J'ai passé la première année à déminer les micro bombes qu'il a laissé sur mon chemin et sur celui des autres.. de ses amis qui n'avaient rien vu venir, de sa famille qui gardait la tête dans le sable et trouvait en moi une responsable facile, de ses collègues qui sont venus me trouver pour avoir du réconfort. Tout le monde s'est imaginé que, sous prétexte que nous étions séparés, son sort ne m'importait plus, que je n'avais plus de sentiments, que j'étais blindée et j'ai tout reçu en pluie battante: les démarches administratives ubuesques (il s'est tué à l'étranger; officiellement, je suis la veuve; j'étais toujours sur le bail, etc..), le trop plein de chagrin des autres, ceux qui m'ont dit que j'avais du bol, que j'étais enfin débarrassé d'un type qui ne me causait que du tort, ceux qui pensaient que j'étais la coupable pour avoir voulu la séparation...
Pendant deux ans, je n'ai pensé qu'à une seule chose: les enfants. Comment les protéger ? Comment les aider à surnager ? rester à l'abri des paroles des gens qui pensent qu'il n'entendent rien ?
Un jour, la psy qui suivait ma fille m'a fait remarquer que beaucoup de chemin avait été fait et qu'elle ne voyait pas l'utilité de continuer à se voir à haute fréquence. Que j'avais fait du bon travail. J'ai souri et j'ai lancé d'un ton faussement détaché "boh, vous savez, moi je vous l'amène, je suis juste chauffeur....."
Elle a bondi sur ces pieds et s'est ecrié que non, que j'avais fait un boulot de malade, que peu de parents survivants pouvait faire ce que j'avais fait. Cela m'a fait un bien fou. Cela ne veut pas dire que le travail est fait; tous les parents survivants le savent. On vit en équilibre instable en permanence et à jamais.

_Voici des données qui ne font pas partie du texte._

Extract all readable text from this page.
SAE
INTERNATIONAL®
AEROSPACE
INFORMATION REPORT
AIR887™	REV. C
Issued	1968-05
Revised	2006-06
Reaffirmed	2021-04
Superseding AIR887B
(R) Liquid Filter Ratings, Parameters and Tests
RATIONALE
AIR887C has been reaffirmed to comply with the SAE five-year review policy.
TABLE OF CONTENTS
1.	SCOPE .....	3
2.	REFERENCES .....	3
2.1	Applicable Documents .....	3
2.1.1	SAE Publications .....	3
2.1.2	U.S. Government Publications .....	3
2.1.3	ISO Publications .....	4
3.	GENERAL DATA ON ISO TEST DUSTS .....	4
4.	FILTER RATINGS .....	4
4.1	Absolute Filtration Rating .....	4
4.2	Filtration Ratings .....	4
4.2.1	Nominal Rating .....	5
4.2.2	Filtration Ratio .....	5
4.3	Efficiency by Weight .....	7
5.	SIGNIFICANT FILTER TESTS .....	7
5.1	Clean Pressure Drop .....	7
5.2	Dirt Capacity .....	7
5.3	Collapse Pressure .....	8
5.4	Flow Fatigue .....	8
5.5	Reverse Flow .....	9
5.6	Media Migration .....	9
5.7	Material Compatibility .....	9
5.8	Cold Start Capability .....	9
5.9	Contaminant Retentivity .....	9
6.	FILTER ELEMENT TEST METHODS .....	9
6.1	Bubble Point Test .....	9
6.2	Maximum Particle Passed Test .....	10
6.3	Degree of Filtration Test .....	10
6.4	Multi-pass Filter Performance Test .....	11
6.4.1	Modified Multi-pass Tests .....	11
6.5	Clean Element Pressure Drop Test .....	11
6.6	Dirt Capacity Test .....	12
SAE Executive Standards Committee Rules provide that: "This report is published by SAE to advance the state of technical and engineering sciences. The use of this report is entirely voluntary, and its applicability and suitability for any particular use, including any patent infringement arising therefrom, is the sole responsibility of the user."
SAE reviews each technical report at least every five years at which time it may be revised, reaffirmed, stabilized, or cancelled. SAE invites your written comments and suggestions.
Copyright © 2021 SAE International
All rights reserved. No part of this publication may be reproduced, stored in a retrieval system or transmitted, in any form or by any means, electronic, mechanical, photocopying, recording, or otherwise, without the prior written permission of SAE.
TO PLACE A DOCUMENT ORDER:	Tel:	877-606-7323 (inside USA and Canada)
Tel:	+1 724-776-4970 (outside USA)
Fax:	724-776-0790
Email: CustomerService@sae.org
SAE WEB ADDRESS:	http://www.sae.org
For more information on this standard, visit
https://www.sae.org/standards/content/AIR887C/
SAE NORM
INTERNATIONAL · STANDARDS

Aujourd'hui, le plus dur est passé, mais il reste la colère, intacte, une énorme fatigue morale (et accessoirement, 20 kilos en plus). En fait, je commence à m'inquiéter. Je n'ai goût à rien. Je ne me projette dans rien. J'ai l'impression que ma vie est terminée et que je n'ai plus qu'à attendre la fin. Et qu'en plus, je ne peux même pas me suicider pour couper court, parce qu'on a déjà fait le coup aux enfants !!!!
En fait, je me sens apaisée, finalement.. mais trop... tout glisse sur moi sans prendre prise. Sauf cette colère, qui croupit.
Je ne sais pas non plus comment la transformer en quelque chose de positif. Peut-être qu'en prendre acte est un premier pas...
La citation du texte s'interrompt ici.